Re: 'Faithful Citizenship' Gives Catholics a Chance to Seek the Common Good
Wow, I didn't remember posting this, and am only now returning (months later!) to see the replies. Since the election is over, it's probably no longer relevant to many people.
However, something I heard recently makes it relevant to me. Apparently, some GOP leaders are saying the GOP should back off a litte from its hard stance on abortion and homosexual marriage.
What I'm about to say, I thought about before re-visiting this thread, but I think it is an apt reply to the guy who posted that I was only disappointed that it didn't say "don't vote for Obama", and for the one who posted that GOP'ers don't hold the Truth like they think they do.
Here goes, and please recognize that it makes me uncomfortable saying it, so I'm hoping for some thoughful advice. Essentially, if the GOP takes its stance against abortion out of its platform, then my vote might be swayed for either party in any given election.

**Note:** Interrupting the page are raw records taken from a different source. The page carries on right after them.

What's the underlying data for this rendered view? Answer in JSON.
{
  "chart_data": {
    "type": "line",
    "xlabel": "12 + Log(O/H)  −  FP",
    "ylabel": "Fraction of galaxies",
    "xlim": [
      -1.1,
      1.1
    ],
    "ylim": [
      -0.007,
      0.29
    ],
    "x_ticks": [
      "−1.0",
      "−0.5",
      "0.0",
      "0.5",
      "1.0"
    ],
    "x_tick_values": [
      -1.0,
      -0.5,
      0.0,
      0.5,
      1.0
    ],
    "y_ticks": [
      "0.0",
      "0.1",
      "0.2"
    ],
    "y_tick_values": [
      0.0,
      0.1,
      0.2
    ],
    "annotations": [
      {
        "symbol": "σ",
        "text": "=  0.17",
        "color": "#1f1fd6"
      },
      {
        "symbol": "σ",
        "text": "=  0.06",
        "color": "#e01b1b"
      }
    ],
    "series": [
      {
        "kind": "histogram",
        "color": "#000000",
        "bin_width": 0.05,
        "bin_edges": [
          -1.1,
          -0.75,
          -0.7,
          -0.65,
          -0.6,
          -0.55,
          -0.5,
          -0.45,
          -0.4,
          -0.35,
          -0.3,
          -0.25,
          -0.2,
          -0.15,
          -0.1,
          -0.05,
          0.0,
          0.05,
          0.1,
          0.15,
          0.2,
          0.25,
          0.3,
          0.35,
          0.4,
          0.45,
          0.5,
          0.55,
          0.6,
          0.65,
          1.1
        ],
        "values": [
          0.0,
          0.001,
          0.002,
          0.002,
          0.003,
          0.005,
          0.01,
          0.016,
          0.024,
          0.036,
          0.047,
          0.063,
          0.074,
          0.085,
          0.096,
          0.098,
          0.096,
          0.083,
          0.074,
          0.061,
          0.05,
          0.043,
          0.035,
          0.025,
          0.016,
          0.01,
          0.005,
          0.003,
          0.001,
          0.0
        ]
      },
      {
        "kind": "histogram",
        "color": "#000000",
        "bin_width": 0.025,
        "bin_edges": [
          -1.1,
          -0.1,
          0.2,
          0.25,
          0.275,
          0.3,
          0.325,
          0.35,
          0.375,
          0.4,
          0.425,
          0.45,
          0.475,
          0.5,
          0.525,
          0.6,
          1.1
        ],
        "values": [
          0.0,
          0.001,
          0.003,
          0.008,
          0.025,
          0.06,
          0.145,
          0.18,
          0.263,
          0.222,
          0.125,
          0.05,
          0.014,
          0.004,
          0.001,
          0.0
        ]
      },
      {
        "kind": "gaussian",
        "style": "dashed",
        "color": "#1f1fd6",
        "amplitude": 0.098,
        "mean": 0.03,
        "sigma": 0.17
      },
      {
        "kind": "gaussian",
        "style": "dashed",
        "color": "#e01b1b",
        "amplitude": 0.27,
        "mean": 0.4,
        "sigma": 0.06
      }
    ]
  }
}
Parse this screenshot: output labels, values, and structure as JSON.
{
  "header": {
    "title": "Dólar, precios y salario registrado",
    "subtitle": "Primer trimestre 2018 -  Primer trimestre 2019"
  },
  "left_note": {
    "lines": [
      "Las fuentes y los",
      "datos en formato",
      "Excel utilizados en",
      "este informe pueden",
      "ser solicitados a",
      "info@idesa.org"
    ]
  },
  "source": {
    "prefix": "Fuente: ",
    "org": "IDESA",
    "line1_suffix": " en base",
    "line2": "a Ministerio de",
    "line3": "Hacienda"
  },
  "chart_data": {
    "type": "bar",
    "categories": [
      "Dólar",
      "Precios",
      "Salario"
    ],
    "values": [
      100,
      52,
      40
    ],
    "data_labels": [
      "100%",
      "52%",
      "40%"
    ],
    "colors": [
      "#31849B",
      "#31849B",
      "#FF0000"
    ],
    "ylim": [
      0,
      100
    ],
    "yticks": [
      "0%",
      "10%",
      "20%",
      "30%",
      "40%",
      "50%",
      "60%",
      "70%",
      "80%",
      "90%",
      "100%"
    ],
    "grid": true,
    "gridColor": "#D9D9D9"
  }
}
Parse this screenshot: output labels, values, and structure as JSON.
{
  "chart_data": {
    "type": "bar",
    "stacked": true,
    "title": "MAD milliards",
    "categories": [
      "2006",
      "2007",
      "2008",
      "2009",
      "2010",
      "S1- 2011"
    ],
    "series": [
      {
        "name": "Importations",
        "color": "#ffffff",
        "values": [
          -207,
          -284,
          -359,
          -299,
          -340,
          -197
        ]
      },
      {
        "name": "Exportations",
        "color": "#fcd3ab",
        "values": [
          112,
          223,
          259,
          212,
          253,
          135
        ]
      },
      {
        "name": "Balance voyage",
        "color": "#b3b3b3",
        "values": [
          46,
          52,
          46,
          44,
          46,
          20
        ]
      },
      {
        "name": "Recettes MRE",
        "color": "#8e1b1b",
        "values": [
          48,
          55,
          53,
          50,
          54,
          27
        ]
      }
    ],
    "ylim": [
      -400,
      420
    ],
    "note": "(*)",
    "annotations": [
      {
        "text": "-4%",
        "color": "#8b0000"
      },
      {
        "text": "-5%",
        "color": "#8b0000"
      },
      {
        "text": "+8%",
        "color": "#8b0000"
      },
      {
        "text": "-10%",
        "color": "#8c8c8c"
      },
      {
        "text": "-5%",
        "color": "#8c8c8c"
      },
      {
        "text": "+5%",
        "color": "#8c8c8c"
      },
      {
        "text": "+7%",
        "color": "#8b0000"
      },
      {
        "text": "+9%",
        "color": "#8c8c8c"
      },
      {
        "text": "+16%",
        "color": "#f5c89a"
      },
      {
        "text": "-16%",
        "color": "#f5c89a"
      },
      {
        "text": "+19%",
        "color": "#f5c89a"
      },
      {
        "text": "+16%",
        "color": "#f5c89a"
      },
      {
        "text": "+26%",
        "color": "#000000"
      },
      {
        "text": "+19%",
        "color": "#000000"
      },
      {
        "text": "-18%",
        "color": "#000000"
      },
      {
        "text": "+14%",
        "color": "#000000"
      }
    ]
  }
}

Yes, I'm a fiscal conservative, too, but it seems like both parties, once they get into office, are prone to spend, spend, spend. The Republicans talk a much better game on fiscal conservatism, but I was extremely disappointed in the Bush-era bailouts (I loved Bush's pro-life stances, but he seemed to lean progressive in the fiscal arena).
So, yes, at the time, I wished the Faithful Citizenship document was more clearly anti-Obama. Bu that was primarily because of his pro-abortion policies and other social policies that disagreed with Church teaching. Unfortunately, come next election, the game may have changed. I pray it doesn't.